Borrowers Without Capacity to Pay More Should Refinance Now
ARM borrowers who anticipate that they could not afford the payment if their ARM rate ratcheted up to the maximum over several years, should consider refinancing into an FRM right away. The savings from the low ARM rate may not justify the risk of getting caught by a rate escalation that results in the loss of their home.
Borrowers Unable to Monitor the Market Should Refinance Now
ARM borrowers who don’t know how to monitor the market, and don’t want to invest the time required to learn how and then to do it, should refinance now. Otherwise, they are very likely to be caught by a rate escalation.
Borrowers whose idea of watchful-waiting is to see what happens to their own ARM rate, fall into this category. The rate on most ARMs adjusts annually after the initial rate period ends, which means that the ARM rate can lag the market by up to 11 months. ARMs that adjust the rate monthly use rate indexes that are themselves lagged indicators, such as the cost of funds index (COFI).
Alert Rate Monitors Can Wait and See
These ARM borrowers are prepared to monitor the market and can take the risk of being caught. To minimize that risk, I advise adopting an operational rule, such as this one: “As soon as the [monthly value] of the [Treasury one-year rate series] reaches [2.5%], I will refinance into an FRM.” The first bracketed term might be weekly, the second might be a different rate series, and the third might be a different target rate. I would expect the target rate to be higher for a borrower with an ARM rate 2-3% below the current FRM rate than for one with an ARM rate only 1-1.5% lower.
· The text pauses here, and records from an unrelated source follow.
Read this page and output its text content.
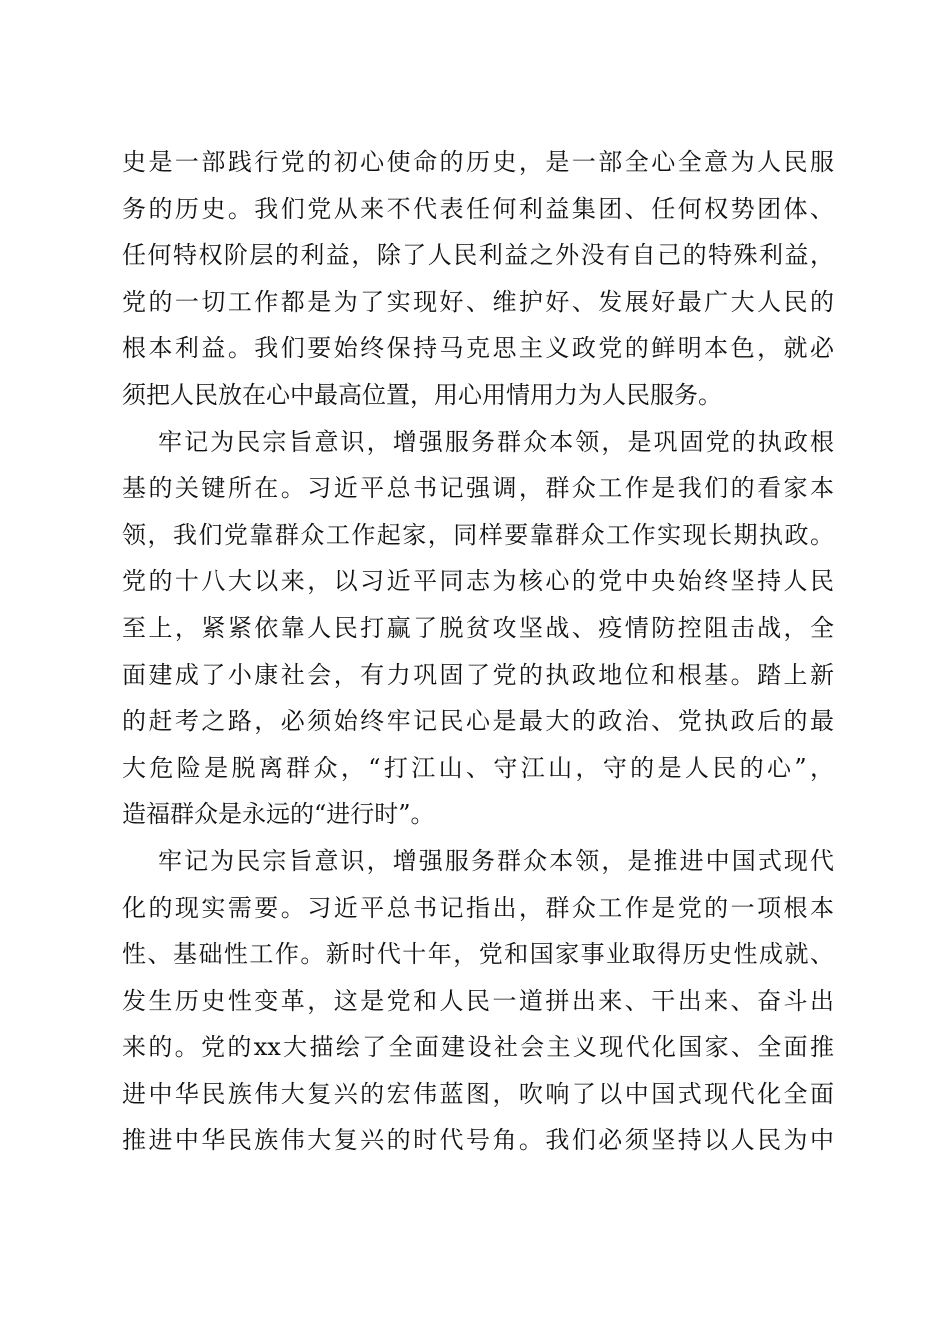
史是一部践行党的初心使命的历史，是一部全心全意为人民服
务的历史。我们党从来不代表任何利益集团、任何权势团体、
任何特权阶层的利益，除了人民利益之外没有自己的特殊利益，
党的一切工作都是为了实现好、维护好、发展好最广大人民的
根本利益。我们要始终保持马克思主义政党的鲜明本色，就必
须把人民放在心中最高位置，用心用情用力为人民服务。
牢记为民宗旨意识，增强服务群众本领，是巩固党的执政根
基的关键所在。习近平总书记强调，群众工作是我们的看家本
领，我们党靠群众工作起家，同样要靠群众工作实现长期执政。
党的十八大以来，以习近平同志为核心的党中央始终坚持人民
至上，紧紧依靠人民打赢了脱贫攻坚战、疫情防控阻击战，全
面建成了小康社会，有力巩固了党的执政地位和根基。踏上新
的赶考之路，必须始终牢记民心是最大的政治、党执政后的最
大危险是脱离群众，“打江山、守江山，守的是人民的心”，
造福群众是永远的“进行时”。
牢记为民宗旨意识，增强服务群众本领，是推进中国式现代
化的现实需要。习近平总书记指出，群众工作是党的一项根本
性、基础性工作。新时代十年，党和国家事业取得历史性成就、
发生历史性变革，这是党和人民一道拼出来、干出来、奋斗出
来的。党的xx大描绘了全面建设社会主义现代化国家、全面推
进中华民族伟大复兴的宏伟蓝图，吹响了以中国式现代化全面
推进中华民族伟大复兴的时代号角。我们必须坚持以人民为中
The rate series used should be one of the open market series that are available daily and weekly as well as monthly. These include the Treasury and Libor rate series, which are used as indexes on many ARMs that adjust annually. Avoid COFI, CODI, COSI and MTA, all of which lag the market. You can find the open market series at www.mortgage-x.com and www.federalreserve.gov/releases/H15/update/.
Alert market monitors should also be alert refinancers. You can’t refinance in a day, or even a week, but you can minimize the time required by developing your refinance strategy beforehand. This means selecting one or several loan providers who you will contact as soon as you have decided to refinance.